Göz-göze gelmekten, kaçarken şimdi.
Bir “İmdat” içinde, sanki ümidi…
“Kadere râzı, olmaktır ”derdi.
Nerde o haller, nerdedir şimdi?
Durup-dinlenmeden, koşardı dâim.
Gece niyazında, gündüzde “sâim”.
Bâzen çok haşin, bazen mülâyim...
Bir mahzun bakışın, mahkûmu şimdi.
Yüzüne bakınca, gözlerim doldu..
Hayâlim mâziye, münkalîp oldu. (geçmişi hatırlattı.)
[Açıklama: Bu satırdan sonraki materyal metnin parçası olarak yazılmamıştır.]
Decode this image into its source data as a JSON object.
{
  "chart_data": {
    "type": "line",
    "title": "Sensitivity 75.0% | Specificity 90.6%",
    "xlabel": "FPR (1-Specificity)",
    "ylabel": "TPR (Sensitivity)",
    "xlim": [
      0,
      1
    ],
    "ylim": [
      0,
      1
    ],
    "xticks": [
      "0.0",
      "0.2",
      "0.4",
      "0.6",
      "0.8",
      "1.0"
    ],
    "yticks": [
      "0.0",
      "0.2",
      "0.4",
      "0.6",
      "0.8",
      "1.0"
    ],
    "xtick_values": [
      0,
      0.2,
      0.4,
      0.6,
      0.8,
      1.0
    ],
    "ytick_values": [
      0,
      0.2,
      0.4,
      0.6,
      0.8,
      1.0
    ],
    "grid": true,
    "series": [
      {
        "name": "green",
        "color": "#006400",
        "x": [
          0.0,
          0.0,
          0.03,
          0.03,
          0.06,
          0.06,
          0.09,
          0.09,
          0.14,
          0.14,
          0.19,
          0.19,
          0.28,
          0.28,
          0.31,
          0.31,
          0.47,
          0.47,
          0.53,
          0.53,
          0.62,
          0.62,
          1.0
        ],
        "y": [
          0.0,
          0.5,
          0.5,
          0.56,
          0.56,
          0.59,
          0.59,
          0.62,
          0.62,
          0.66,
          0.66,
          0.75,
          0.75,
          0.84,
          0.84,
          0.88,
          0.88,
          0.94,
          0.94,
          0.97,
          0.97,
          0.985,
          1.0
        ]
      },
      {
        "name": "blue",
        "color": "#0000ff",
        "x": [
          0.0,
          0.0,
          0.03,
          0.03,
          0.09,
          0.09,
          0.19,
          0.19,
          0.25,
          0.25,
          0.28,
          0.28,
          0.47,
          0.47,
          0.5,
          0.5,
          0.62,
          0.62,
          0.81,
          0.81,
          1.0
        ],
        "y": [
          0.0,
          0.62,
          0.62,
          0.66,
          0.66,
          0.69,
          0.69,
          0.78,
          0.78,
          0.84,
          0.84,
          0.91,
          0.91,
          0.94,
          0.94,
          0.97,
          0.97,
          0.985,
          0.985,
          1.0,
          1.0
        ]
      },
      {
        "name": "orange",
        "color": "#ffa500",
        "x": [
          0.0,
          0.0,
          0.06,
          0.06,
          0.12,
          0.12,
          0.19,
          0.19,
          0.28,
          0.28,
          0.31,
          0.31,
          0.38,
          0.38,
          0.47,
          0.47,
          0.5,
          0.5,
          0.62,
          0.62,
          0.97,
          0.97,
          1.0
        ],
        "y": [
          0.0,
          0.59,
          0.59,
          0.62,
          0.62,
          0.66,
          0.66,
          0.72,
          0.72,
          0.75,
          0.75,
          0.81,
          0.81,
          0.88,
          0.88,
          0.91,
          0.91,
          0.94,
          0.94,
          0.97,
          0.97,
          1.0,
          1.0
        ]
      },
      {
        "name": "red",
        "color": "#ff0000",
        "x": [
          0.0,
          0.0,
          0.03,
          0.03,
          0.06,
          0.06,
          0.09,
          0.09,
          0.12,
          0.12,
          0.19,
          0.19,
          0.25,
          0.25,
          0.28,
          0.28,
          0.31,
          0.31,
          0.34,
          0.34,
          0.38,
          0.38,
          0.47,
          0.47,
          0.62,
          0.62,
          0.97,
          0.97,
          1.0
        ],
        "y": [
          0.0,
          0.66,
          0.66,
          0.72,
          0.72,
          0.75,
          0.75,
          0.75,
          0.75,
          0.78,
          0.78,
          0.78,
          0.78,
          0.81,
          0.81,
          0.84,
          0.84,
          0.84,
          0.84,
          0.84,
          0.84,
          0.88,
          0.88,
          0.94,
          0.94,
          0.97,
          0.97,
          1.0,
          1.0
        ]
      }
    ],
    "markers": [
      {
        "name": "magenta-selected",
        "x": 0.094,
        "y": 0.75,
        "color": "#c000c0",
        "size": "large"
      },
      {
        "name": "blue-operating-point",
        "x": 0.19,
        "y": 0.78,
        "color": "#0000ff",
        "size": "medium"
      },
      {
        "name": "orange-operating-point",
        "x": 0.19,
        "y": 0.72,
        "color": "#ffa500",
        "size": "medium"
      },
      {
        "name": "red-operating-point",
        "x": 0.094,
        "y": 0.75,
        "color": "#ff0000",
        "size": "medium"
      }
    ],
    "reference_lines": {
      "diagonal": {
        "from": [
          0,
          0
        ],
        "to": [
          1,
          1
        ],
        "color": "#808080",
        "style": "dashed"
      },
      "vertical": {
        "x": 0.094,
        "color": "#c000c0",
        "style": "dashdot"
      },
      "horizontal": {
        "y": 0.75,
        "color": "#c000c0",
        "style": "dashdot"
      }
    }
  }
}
Mahzun bakışında, derin hüzün var.
Ne emel, ne arzu, nice hayaller!?
Kader çizgisini, çekiyor böyle.
İster hüzünlen, istersen söyle.
HAK şifa verir, tevekkül eyle.
Bu evin içinde, hüzün var şimdi.
Çocuklar gelmiş, tâ uzak yerden.
Ne şifa-ne devâ, gelmiyor elden.
Nasıl ayrılır, bu can bu tenden?.
Ey Yüce Mevlâm, şifâsı senden.
Bir yalnızlık sardı, içimde kasvet.
Başladı bitmeyen, o derin hasret.
Gönül bu derde, sen durma sabret.
Koyma ey sevgili, zindân içinde..
Okurdu dâimâ, elinde Kur’ân…
Durmazdı zikirsiz, gezerdi her an.
Göster ey Allahım, sen bize bürhan.
Bırakma bizleri, figân içinde...
Yıllar ne çabuk, geçiyor bilmem…
Bu hicran ateşi, yürek yakıyor…
Kaç gece uykusuz, kalmıştım ben?
Onca mutlu yıllar, burada bitiyor..
(Hanımın 15 günlük hastalığı esnâsında yazdığım bu şiirde, çocuklarımız da uzaklardan koşarak annelerinin yanında olmak için gelmişlerdi. Onların böyle zamanlarda ve anneleri için çırpınışlarını görünce çok duygulanarak bunları dile getirmeye çalıştım.)